Om de kernlagen van taal aan te boren, Het team van Starostin begint met een vastgestelde lijst van kern-, universele concepten uit de menselijke ervaring. Het bevat betekenissen als "rots, " "vuur, " "wolk, " "twee, " "hand, " en "menselijk, " tussen 110 totaalconcepten. Werkend vanuit deze lijst, de onderzoekers gebruiken vervolgens klassieke methoden van linguïstische reconstructie om een aantal woordvormen te bedenken die ze vervolgens matchen met specifieke betekenissen uit de lijst. De aanpak, genaamd "onomasiologische reconstructie, " verschilt met name van traditionele benaderingen van vergelijkende taalkunde omdat het zich richt op het vinden van welke woorden werden gebruikt om een bepaalde betekenis in de oorspronkelijke taal uit te drukken, in plaats van fonetische vormen van die woorden te reconstrueren en ze te associëren met een vage wolk van betekenissen.
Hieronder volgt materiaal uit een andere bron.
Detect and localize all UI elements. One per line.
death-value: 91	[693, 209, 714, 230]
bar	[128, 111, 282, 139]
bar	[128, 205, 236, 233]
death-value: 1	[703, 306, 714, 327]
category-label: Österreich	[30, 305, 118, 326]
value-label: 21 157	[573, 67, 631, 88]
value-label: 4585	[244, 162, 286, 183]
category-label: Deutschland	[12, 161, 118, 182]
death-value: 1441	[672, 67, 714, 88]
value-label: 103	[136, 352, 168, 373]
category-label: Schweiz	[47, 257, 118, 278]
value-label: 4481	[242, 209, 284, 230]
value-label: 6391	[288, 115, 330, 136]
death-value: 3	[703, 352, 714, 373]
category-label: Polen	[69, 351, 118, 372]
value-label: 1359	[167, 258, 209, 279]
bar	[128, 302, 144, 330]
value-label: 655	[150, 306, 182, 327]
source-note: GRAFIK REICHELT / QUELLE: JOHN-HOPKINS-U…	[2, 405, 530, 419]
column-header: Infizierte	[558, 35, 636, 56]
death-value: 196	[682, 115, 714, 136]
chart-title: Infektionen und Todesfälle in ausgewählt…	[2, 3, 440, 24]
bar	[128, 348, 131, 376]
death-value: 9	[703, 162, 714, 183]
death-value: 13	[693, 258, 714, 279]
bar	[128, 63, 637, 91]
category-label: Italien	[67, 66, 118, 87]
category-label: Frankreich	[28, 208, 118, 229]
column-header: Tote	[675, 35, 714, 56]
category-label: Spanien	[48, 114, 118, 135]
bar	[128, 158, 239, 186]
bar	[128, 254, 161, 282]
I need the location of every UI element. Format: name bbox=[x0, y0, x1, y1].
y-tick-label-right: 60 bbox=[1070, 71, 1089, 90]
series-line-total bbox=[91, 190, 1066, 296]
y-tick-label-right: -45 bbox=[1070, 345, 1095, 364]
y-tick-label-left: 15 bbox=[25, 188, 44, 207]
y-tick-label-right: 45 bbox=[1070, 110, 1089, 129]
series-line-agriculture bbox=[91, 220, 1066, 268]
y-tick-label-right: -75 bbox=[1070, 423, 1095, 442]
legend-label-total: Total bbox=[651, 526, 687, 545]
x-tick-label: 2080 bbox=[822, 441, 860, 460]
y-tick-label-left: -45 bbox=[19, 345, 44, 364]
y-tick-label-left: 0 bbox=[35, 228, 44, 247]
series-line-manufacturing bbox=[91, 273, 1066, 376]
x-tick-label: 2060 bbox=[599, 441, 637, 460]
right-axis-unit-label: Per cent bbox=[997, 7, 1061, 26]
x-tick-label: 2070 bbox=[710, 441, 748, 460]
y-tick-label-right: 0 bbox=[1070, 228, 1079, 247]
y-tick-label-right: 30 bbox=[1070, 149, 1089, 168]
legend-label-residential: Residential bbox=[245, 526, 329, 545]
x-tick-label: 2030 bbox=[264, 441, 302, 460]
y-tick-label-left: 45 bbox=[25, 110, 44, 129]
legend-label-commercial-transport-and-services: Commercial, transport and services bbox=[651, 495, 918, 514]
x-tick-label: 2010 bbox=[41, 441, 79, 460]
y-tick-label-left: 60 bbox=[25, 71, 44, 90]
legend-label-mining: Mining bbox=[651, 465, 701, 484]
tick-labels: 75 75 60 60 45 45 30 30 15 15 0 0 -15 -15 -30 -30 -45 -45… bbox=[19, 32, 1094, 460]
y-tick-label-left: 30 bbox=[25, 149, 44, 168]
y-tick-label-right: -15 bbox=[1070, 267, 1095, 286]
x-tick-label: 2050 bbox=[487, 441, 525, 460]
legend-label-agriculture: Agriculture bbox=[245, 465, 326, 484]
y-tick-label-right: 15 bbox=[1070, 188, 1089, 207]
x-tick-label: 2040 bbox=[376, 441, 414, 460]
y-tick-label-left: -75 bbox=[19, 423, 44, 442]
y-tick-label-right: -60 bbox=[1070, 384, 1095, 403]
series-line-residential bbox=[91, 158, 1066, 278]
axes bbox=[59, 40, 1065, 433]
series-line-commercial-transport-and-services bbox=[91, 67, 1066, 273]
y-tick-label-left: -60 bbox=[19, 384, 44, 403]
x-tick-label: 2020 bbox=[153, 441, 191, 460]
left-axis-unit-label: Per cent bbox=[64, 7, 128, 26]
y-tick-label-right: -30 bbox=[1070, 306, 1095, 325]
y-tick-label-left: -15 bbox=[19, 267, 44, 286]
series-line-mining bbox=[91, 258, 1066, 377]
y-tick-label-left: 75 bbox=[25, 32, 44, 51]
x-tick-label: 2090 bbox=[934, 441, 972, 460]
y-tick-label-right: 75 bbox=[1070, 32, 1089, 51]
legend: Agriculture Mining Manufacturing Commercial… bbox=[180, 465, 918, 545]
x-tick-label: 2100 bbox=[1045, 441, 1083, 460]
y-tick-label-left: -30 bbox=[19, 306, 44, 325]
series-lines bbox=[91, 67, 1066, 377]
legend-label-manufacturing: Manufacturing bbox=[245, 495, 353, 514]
Hun laatste herclassificatie van de Indo-Europese familie, die het onomasiologische principe toepast en werd gepubliceerd in het tijdschrift taalkunde , bevestigde goed gedocumenteerde genealogieën in de literatuur. Soortgelijk onderzoek naar de Euraziatische Altaïsche taalgroep, waarvan de oorspronkelijke taal naar schatting 8 teruggaat, 000 jaar, bevestigde een positief signaal van een relatie tussen de meeste grote takken van Altaïsch-Turks, Mongools, Toengoes, en Japans. Echter, het slaagde er niet in een eerder gepubliceerde relatie tussen het Koreaans en de andere talen in de Altaïsche groepering te reproduceren. Dit zou kunnen betekenen dat de nieuwe criteria te streng waren of (minder waarschijnlijk) dat eerdere groeperingen onjuist waren.
Terwijl de onderzoekers de takken van de menselijke taal testen en reconstrueren, een van de uiteindelijke doelen is om de evolutionaire paden te begrijpen die talen over generaties volgen, net zoals evolutionaire biologen doen voor levende organismen.
"Een groot voordeel van historische reconstructie van talen is dat het veel culturele informatie naar voren kan brengen, " zegt Starostin. "Reconstructie van de interne fylogenie, zoals we doen in deze studies, is de eerste stap naar een veel grotere procedure om te proberen een groot deel van de lexicale voorraad van die taal te reconstrueren, inclusief het culturele lexicon."